Era eu um miúdo, do tempo dos westerns e da banda desenhada, e não desdenhava ouvir os programas televisivos do mestre Vitorino Nemésio. Não porque entendesse a sua conversa (ainda agora o Mau Tempo no Canal não é de leitura fácil...), mas porque o seu ritmo de voz, o à vontade com que se mexia na cadeira, os apartes e a noção precisa da divagação das suas ideias, o ar que oscilava entre a sonolência e a acutilância - tudo somado, pregavam-me ao ecrã donde vinham esses dizeres em (para mim) cantonês espontâneo e num tom o mais cativante.
Assim com gosto visitei a sua casa na Praia da Vitória...
E... se bem me lembro... o berço deste palavrório encontrei-o no resultado de hoje, no Mundial de Futebol, conseguido pela selecção de Portugal ante o Uzbequistão. Cinco golos sem resposta, depois de um desolador empate com o Congo. Na realidade, somos isto, um constante alto-e-baixo. É difícil confiarmos em nós mesmos, que nunca sabemos para que lado acordamos. Conforme os devaneios de Nemésio - indo para lá do futebol - quem (cada quem) poderá garantir se as horas do dia à sua frente serão de heroísmo ou de cataclismo?
Numa achega brejeira, diria que nem sabemos se serão de autoclismo... Certo é, assim conseguimos sobreviver. Com alguns picos de glória e - felizmente menos - instantes de fatal decepção.
E, em semelhante amplitude de vida, reside uma mediania pachorrenta, um segundo, terceiro ou quarto lugar, consoladora explicação moral seja lá para o que for.

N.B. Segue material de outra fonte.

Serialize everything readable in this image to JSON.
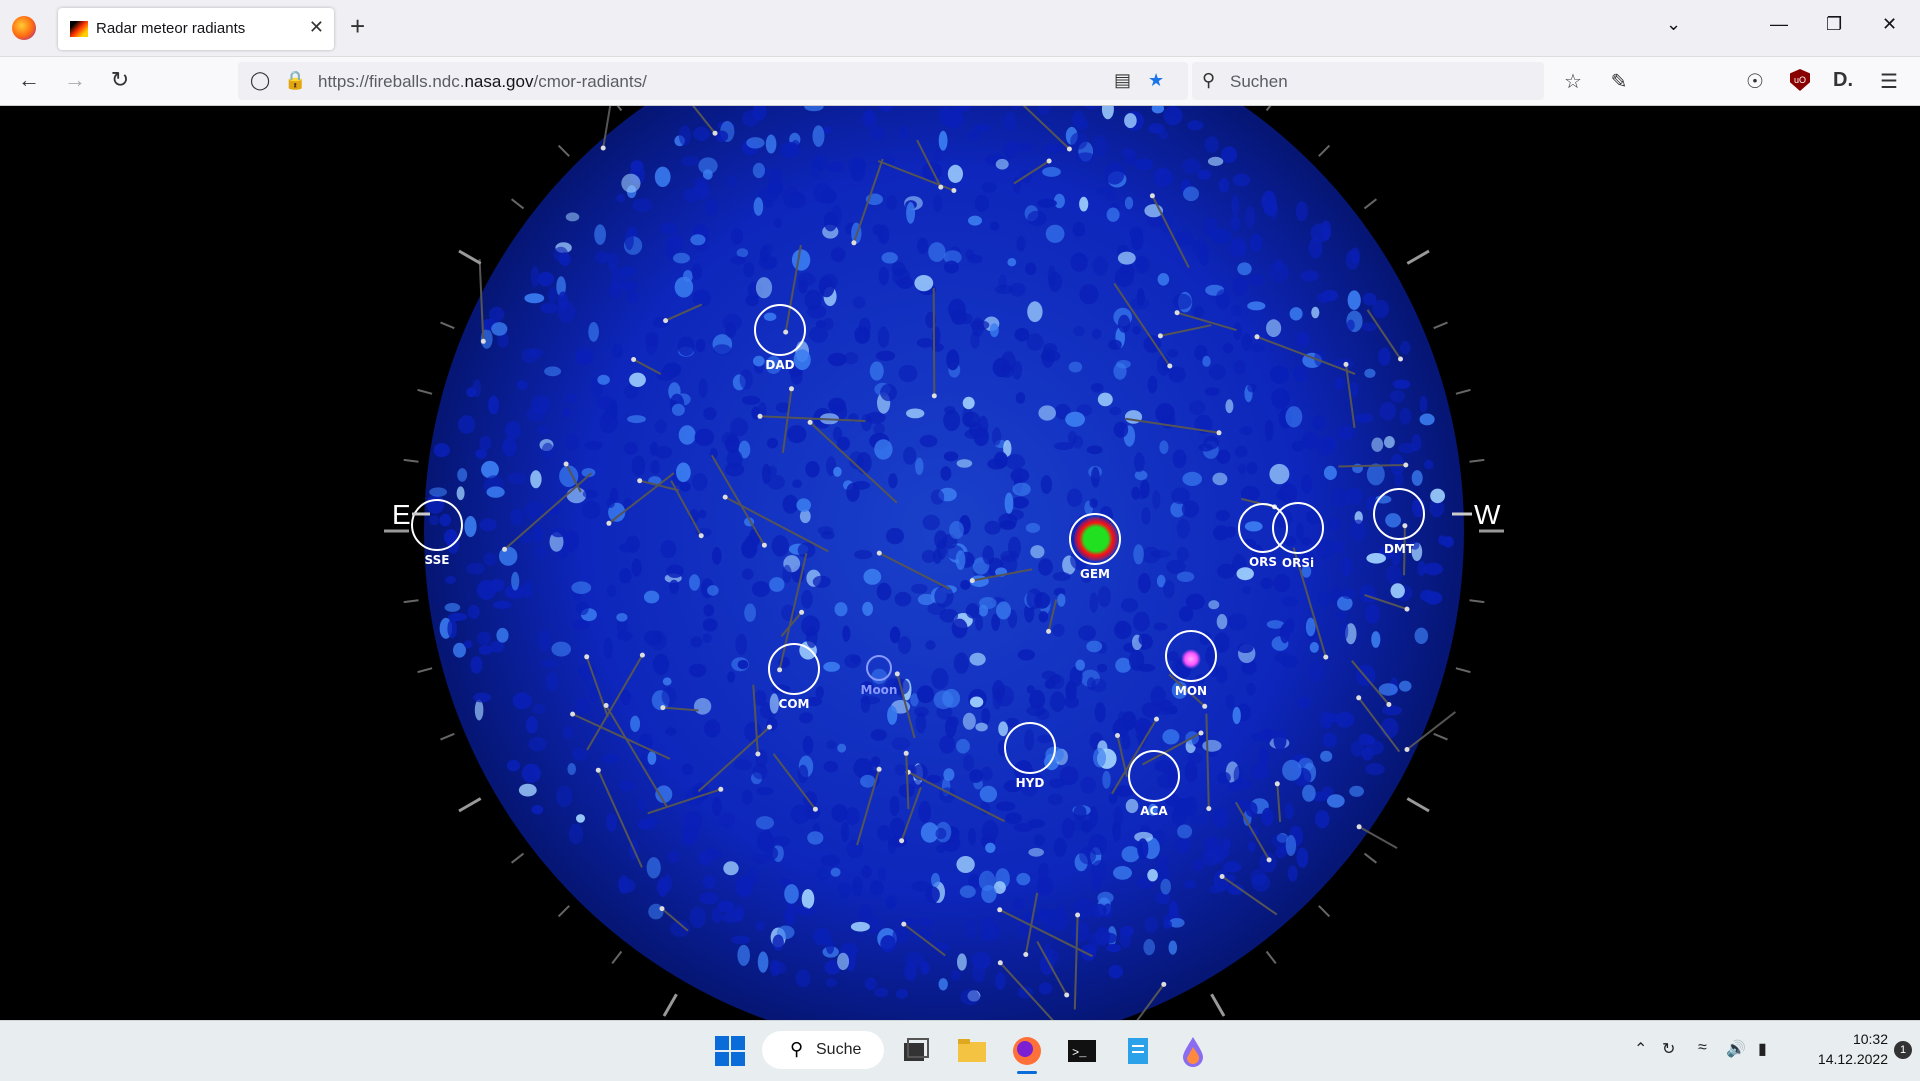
{
  "browser": {
    "tab_title": "Radar meteor radiants",
    "tab_close": "✕",
    "new_tab": "+",
    "url_prefix": "https://fireballs.ndc.",
    "url_host": "nasa.gov",
    "url_path": "/cmor-radiants/",
    "search_placeholder": "Suchen"
  },
  "sky_map": {
    "compass_east": "E",
    "compass_west": "W",
    "radiants": [
      {
        "code": "DAD",
        "color": "#ffffff"
      },
      {
        "code": "SSE",
        "color": "#ffffff"
      },
      {
        "code": "GEM",
        "color": "#ffffff"
      },
      {
        "code": "ORS",
        "color": "#ffffff"
      },
      {
        "code": "ORSi",
        "color": "#ffffff"
      },
      {
        "code": "DMT",
        "color": "#ffffff"
      },
      {
        "code": "COM",
        "color": "#ffffff"
      },
      {
        "code": "Moon",
        "color": "#8899ff"
      },
      {
        "code": "MON",
        "color": "#ffffff"
      },
      {
        "code": "HYD",
        "color": "#ffffff"
      },
      {
        "code": "ACA",
        "color": "#ffffff"
      }
    ]
  },
  "taskbar": {
    "search_label": "Suche",
    "time": "10:32",
    "date": "14.12.2022",
    "notification_count": "1"
  },
  "colors": {
    "sky_blue": "#0a2ad8",
    "hotspot_green": "#20e020",
    "hotspot_red": "#ff1010",
    "hotspot_magenta": "#ff55ff"
  }
}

É essa mediania o nosso mal maior. A tolher-nos a travessia dos canais todos logo que as ondas não estejam a jeito de segurança... Se bem me lembro... aquela segurança que os portugueses antigos mandaram às malvas...
Ah! - lembrei agora: eu ia no futebol e no próximo jogo com a Colômbia; ou, correndo este bem, no seguinte. Como sempre, seremos fantásticos ou, senão, juízes dos árbitros, do treinador, mesmo até dos jogadores. Porque (o programa está no seu final...) uma nossa especialidade, tradicionalmente mantida, é a de para tudo descobrirmos bodes expiatórios.